Посылаю луч понимания. Есть такая штука — гипноз. Надеюсь, сработает. Главное, направить волевое усилие в одну точку. Лучеиспускание. Как-то Тушинский демонстрировал фокус угадывания на вечере у Ядвиги. Одна из актерских техник. Ну, я-то артиллерист…
БЕГИ. Она стоит.
Я говорю:
— Рад был познакомиться, Франя. Береги мальчика. Уже уходишь?
Франя моргает, потом до нее доходит. Она бежит в темноту.
Нитхинан.
Я поворачиваюсь к ним. Странно, пришло время умирать, а настроение у меня такое, словно жизнь только начинается. Все еще впереди.
Из темноты выходит еще один человек — не сиамец. Европейские черты лица.
— Флот? — белый рассматривает мои погоны. — Что здесь нужно флотским?
В руке у него трость с металлическим набалдашником.
— Сдавайтесь, — говорю я. — Это рейд флота. Вы окружены.
Блеф.
— Он блефует, — говорит белый. — За ней!
Я заступаю им дорогу.
Они замирают в нерешительности.
— За ней, я сказал! Живо! — приказывает белый. — Сай!
Ч-черт.
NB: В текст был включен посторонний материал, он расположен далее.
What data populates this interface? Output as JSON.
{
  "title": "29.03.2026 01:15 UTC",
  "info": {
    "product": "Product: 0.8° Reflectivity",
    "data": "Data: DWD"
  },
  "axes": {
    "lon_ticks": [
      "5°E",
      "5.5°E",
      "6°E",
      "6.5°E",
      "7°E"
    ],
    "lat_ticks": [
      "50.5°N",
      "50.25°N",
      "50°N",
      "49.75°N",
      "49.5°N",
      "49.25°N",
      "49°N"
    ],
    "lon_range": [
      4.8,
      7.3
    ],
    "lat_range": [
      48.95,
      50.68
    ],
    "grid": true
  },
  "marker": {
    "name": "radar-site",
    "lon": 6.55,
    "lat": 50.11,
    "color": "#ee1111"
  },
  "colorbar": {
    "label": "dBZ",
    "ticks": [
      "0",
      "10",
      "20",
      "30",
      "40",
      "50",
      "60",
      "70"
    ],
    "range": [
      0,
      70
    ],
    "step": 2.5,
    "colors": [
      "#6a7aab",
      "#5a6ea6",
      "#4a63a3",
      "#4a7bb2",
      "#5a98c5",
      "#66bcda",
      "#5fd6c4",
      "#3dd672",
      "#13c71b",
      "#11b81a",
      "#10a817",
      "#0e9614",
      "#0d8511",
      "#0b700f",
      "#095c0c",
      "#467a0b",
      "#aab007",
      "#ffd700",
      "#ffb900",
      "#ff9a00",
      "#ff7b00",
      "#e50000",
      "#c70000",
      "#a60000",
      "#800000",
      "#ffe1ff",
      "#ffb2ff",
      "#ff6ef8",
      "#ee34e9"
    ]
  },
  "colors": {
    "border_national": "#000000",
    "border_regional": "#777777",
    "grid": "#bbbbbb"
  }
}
Не успеваю. Вертлявый проскакивает мимо меня — за счет природной скользкости, думаю. Зато сиамцы мимо не пройдут — хватит.
Шаги Франи и преследователя затихают позади. А я остаюсь лицом к лицу с неприятностями.
— Господа, — говорю я.
Первый сиамец улыбается. Второй смотрит на меня равнодушно — как на рыбу, лежащую на разделочной доске. Розовая мякоть, стук лезвия по деревянной поверхности. Я делаю шаг вперед. Черт — да я выше каждого из них на две головы и раза в три тяжелее. Даже будь я толстым оперным баритоном, я все равно бы их одолел…
Я даже успеваю заметить удар. Сиамец бьет левой рукой. Или правой?
Мир опрокидывается.
В груди у меня словно что-то взрывается. Замыкание. Голубые искры.
Аааа! Я перекатываюсь на живот. Вставай, Козмо.
…одежда спеклась с мясом.
Эти двое умеют бить.
А я в детстве занимался чертовой музыкой, а не проклятым боксом.
Родственники жены. Черт, а ведь действительно! Меня вдруг разбирает такой смех, что сиамцы на некоторое время перестают улыбаться и переглядываются.
Надо же их как-то отличать. Равнодушный пусть будет «Толстым ублюдком», а второй — «Брюхатой коровой». Вот и познакомились.
— Это называется муай-тай, — говорит белый.
— Что? — голос у меня хриплый.
— Сиамский бокс.
— Да пошел ты со своим боксом, — говорю я и встаю на колени. Это не так уж трудно. Главное, не дать коридору на тебя навалиться. И не кричать. Совсем не так больно.
— Будете упрямиться, лейтенант, они сделают из вас отбивную.
Я — морский офицер. Могу устоять на ногах в любую качку.
Сейчас баллов восемь. Это ерунда.
— Предпочитаю бифштекс с кровью, — говорю я. И наконец выпрямляюсь.
— Дерзость? — удивляется белый. — Очень хорошо, лейтенант. Вы знаете, что они с вами могут сделать? Пока они только разминались.
Я поднимаю руки, сжимаю кулаки. Драться, так драться. Бокс, так бокс. Черт, как голова болит.
— Зачем вам дети? — говорю я. — Вы, стукнутые на голову придурки, зачем вам дети?
— Пао!
«Толстый Ублюдок» прыгает, как мячик, и бьет коленом.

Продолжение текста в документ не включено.